In our recent articles, we’ve addressed various ways IT leadership can help their companies to become data-driven organizations. We’ve looked at topics such as migrating data to a cloud-based warehouse or data lake, how data can be leveraged to generate insights, and how those insights can be used to automate business processes through machine learning and AI.
We will now take a step back and look at how the different stages of data management need to be integrated to enable genuine business efficiency and innovation. We’re talking about a new approach to data integration known as the modern data stack (MDS).
What is the modern data stack, and how do we create one?
The modern data stack is not some revolutionary new technology that only cloud-native businesses and early adopters are implementing.
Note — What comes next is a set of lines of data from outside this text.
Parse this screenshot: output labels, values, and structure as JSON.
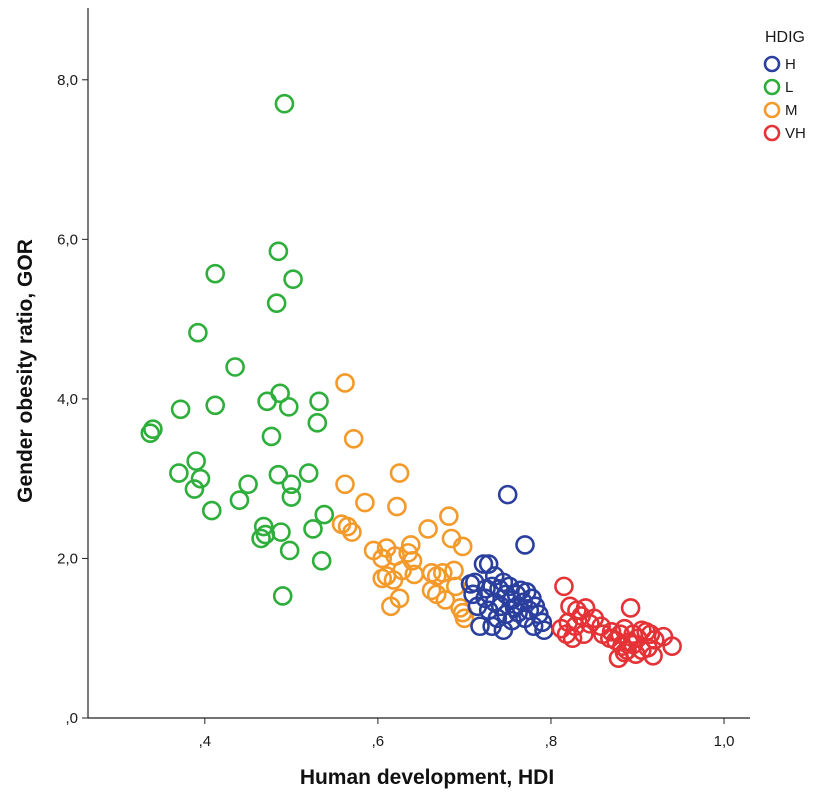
{
  "chart_data": {
    "type": "scatter",
    "title": "",
    "xlabel": "Human development, HDI",
    "ylabel": "Gender obesity ratio, GOR",
    "xlim": [
      0.265,
      1.03
    ],
    "ylim": [
      0,
      8.9
    ],
    "x_ticks": [
      {
        "value": 0.4,
        "label": ",4"
      },
      {
        "value": 0.6,
        "label": ",6"
      },
      {
        "value": 0.8,
        "label": ",8"
      },
      {
        "value": 1.0,
        "label": "1,0"
      }
    ],
    "y_ticks": [
      {
        "value": 0,
        "label": ",0"
      },
      {
        "value": 2,
        "label": "2,0"
      },
      {
        "value": 4,
        "label": "4,0"
      },
      {
        "value": 6,
        "label": "6,0"
      },
      {
        "value": 8,
        "label": "8,0"
      }
    ],
    "grid": false,
    "marker": "open-circle",
    "legend": {
      "title": "HDIG",
      "position": "top-right"
    },
    "series": [
      {
        "name": "H",
        "color": "#2B3F9E",
        "points": [
          [
            0.75,
            2.8
          ],
          [
            0.77,
            2.17
          ],
          [
            0.712,
            1.7
          ],
          [
            0.722,
            1.93
          ],
          [
            0.728,
            1.93
          ],
          [
            0.735,
            1.78
          ],
          [
            0.74,
            1.62
          ],
          [
            0.745,
            1.7
          ],
          [
            0.748,
            1.55
          ],
          [
            0.752,
            1.65
          ],
          [
            0.755,
            1.48
          ],
          [
            0.76,
            1.55
          ],
          [
            0.765,
            1.6
          ],
          [
            0.768,
            1.45
          ],
          [
            0.772,
            1.58
          ],
          [
            0.778,
            1.5
          ],
          [
            0.782,
            1.4
          ],
          [
            0.786,
            1.3
          ],
          [
            0.79,
            1.2
          ],
          [
            0.792,
            1.1
          ],
          [
            0.78,
            1.15
          ],
          [
            0.77,
            1.25
          ],
          [
            0.762,
            1.32
          ],
          [
            0.755,
            1.22
          ],
          [
            0.748,
            1.3
          ],
          [
            0.742,
            1.4
          ],
          [
            0.738,
            1.25
          ],
          [
            0.732,
            1.15
          ],
          [
            0.728,
            1.35
          ],
          [
            0.724,
            1.5
          ],
          [
            0.718,
            1.15
          ],
          [
            0.715,
            1.4
          ],
          [
            0.745,
            1.1
          ],
          [
            0.735,
            1.45
          ],
          [
            0.758,
            1.38
          ],
          [
            0.71,
            1.55
          ],
          [
            0.707,
            1.68
          ],
          [
            0.725,
            1.62
          ],
          [
            0.775,
            1.35
          ],
          [
            0.732,
            1.65
          ]
        ]
      },
      {
        "name": "L",
        "color": "#2EAE3A",
        "points": [
          [
            0.492,
            7.7
          ],
          [
            0.485,
            5.85
          ],
          [
            0.412,
            5.57
          ],
          [
            0.502,
            5.5
          ],
          [
            0.483,
            5.2
          ],
          [
            0.392,
            4.83
          ],
          [
            0.435,
            4.4
          ],
          [
            0.337,
            3.57
          ],
          [
            0.34,
            3.62
          ],
          [
            0.372,
            3.87
          ],
          [
            0.412,
            3.92
          ],
          [
            0.472,
            3.97
          ],
          [
            0.487,
            4.07
          ],
          [
            0.497,
            3.9
          ],
          [
            0.532,
            3.97
          ],
          [
            0.53,
            3.7
          ],
          [
            0.477,
            3.53
          ],
          [
            0.39,
            3.22
          ],
          [
            0.37,
            3.07
          ],
          [
            0.395,
            3.0
          ],
          [
            0.388,
            2.87
          ],
          [
            0.45,
            2.93
          ],
          [
            0.485,
            3.05
          ],
          [
            0.52,
            3.07
          ],
          [
            0.5,
            2.93
          ],
          [
            0.5,
            2.77
          ],
          [
            0.44,
            2.73
          ],
          [
            0.408,
            2.6
          ],
          [
            0.538,
            2.55
          ],
          [
            0.468,
            2.4
          ],
          [
            0.47,
            2.3
          ],
          [
            0.465,
            2.25
          ],
          [
            0.488,
            2.33
          ],
          [
            0.525,
            2.37
          ],
          [
            0.498,
            2.1
          ],
          [
            0.535,
            1.97
          ],
          [
            0.49,
            1.53
          ]
        ]
      },
      {
        "name": "M",
        "color": "#F39A2A",
        "points": [
          [
            0.562,
            4.2
          ],
          [
            0.572,
            3.5
          ],
          [
            0.625,
            3.07
          ],
          [
            0.562,
            2.93
          ],
          [
            0.585,
            2.7
          ],
          [
            0.622,
            2.65
          ],
          [
            0.682,
            2.53
          ],
          [
            0.558,
            2.43
          ],
          [
            0.565,
            2.4
          ],
          [
            0.57,
            2.33
          ],
          [
            0.658,
            2.37
          ],
          [
            0.685,
            2.25
          ],
          [
            0.638,
            2.17
          ],
          [
            0.61,
            2.13
          ],
          [
            0.635,
            2.07
          ],
          [
            0.595,
            2.1
          ],
          [
            0.698,
            2.15
          ],
          [
            0.605,
            2.0
          ],
          [
            0.62,
            2.03
          ],
          [
            0.64,
            1.97
          ],
          [
            0.628,
            1.85
          ],
          [
            0.61,
            1.78
          ],
          [
            0.618,
            1.73
          ],
          [
            0.605,
            1.75
          ],
          [
            0.642,
            1.8
          ],
          [
            0.662,
            1.82
          ],
          [
            0.668,
            1.78
          ],
          [
            0.675,
            1.82
          ],
          [
            0.688,
            1.85
          ],
          [
            0.662,
            1.6
          ],
          [
            0.668,
            1.55
          ],
          [
            0.625,
            1.5
          ],
          [
            0.615,
            1.4
          ],
          [
            0.678,
            1.48
          ],
          [
            0.695,
            1.38
          ],
          [
            0.698,
            1.32
          ],
          [
            0.7,
            1.25
          ],
          [
            0.69,
            1.65
          ]
        ]
      },
      {
        "name": "VH",
        "color": "#E53236",
        "points": [
          [
            0.815,
            1.65
          ],
          [
            0.892,
            1.38
          ],
          [
            0.822,
            1.4
          ],
          [
            0.83,
            1.35
          ],
          [
            0.84,
            1.38
          ],
          [
            0.835,
            1.28
          ],
          [
            0.85,
            1.25
          ],
          [
            0.82,
            1.2
          ],
          [
            0.828,
            1.15
          ],
          [
            0.845,
            1.18
          ],
          [
            0.858,
            1.15
          ],
          [
            0.812,
            1.12
          ],
          [
            0.818,
            1.05
          ],
          [
            0.825,
            1.0
          ],
          [
            0.838,
            1.05
          ],
          [
            0.86,
            1.05
          ],
          [
            0.87,
            1.08
          ],
          [
            0.88,
            1.05
          ],
          [
            0.885,
            1.12
          ],
          [
            0.895,
            1.05
          ],
          [
            0.9,
            1.0
          ],
          [
            0.905,
            1.1
          ],
          [
            0.91,
            1.08
          ],
          [
            0.915,
            1.05
          ],
          [
            0.92,
            0.98
          ],
          [
            0.93,
            1.02
          ],
          [
            0.94,
            0.9
          ],
          [
            0.875,
            0.97
          ],
          [
            0.882,
            0.9
          ],
          [
            0.888,
            0.85
          ],
          [
            0.895,
            0.92
          ],
          [
            0.898,
            0.8
          ],
          [
            0.905,
            0.85
          ],
          [
            0.912,
            0.88
          ],
          [
            0.918,
            0.78
          ],
          [
            0.878,
            0.75
          ],
          [
            0.885,
            0.82
          ],
          [
            0.89,
            0.95
          ],
          [
            0.868,
            1.0
          ]
        ]
      }
    ]
  }
}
It’s in fact a set of applications hosted in the cloud that are combined to enable the most efficient data integration.
An MDS is generally made up of the following tools:
- An ELT pipeline: ELT refers to “Extract, load, transform”. This is the stage in our MDS where data is moved from different sources such as web apps like Salesforce or databases like MySQL into a form of storage. For example, our partner, Fivetran, provides solutions to manage the multiple steps in the ELT and automate data integration.
- A data destination: This is the data warehouse or data lake where the data transported by the ELT ends up. The data at this stage can be accessed and analyzed. A commonly used tool is Google BigQuery, a cloud data warehouse that allows for fast and easy analysis of your stored data.
- A data transformation tool: This is a tool to transform the data sitting in your destination into user-friendly models that can be easily queried and used for insights. You can consider Astronomer powered by Apache Airflow for this component of your MDS.
- A data visualization platform: Here, the data is visualized in dashboards so that non-IT employees can understand it and apply it to their work. A BI platform such as Looker, Looker Studio from Google Cloud will help to provide teams across your business with a common definition of their metrics.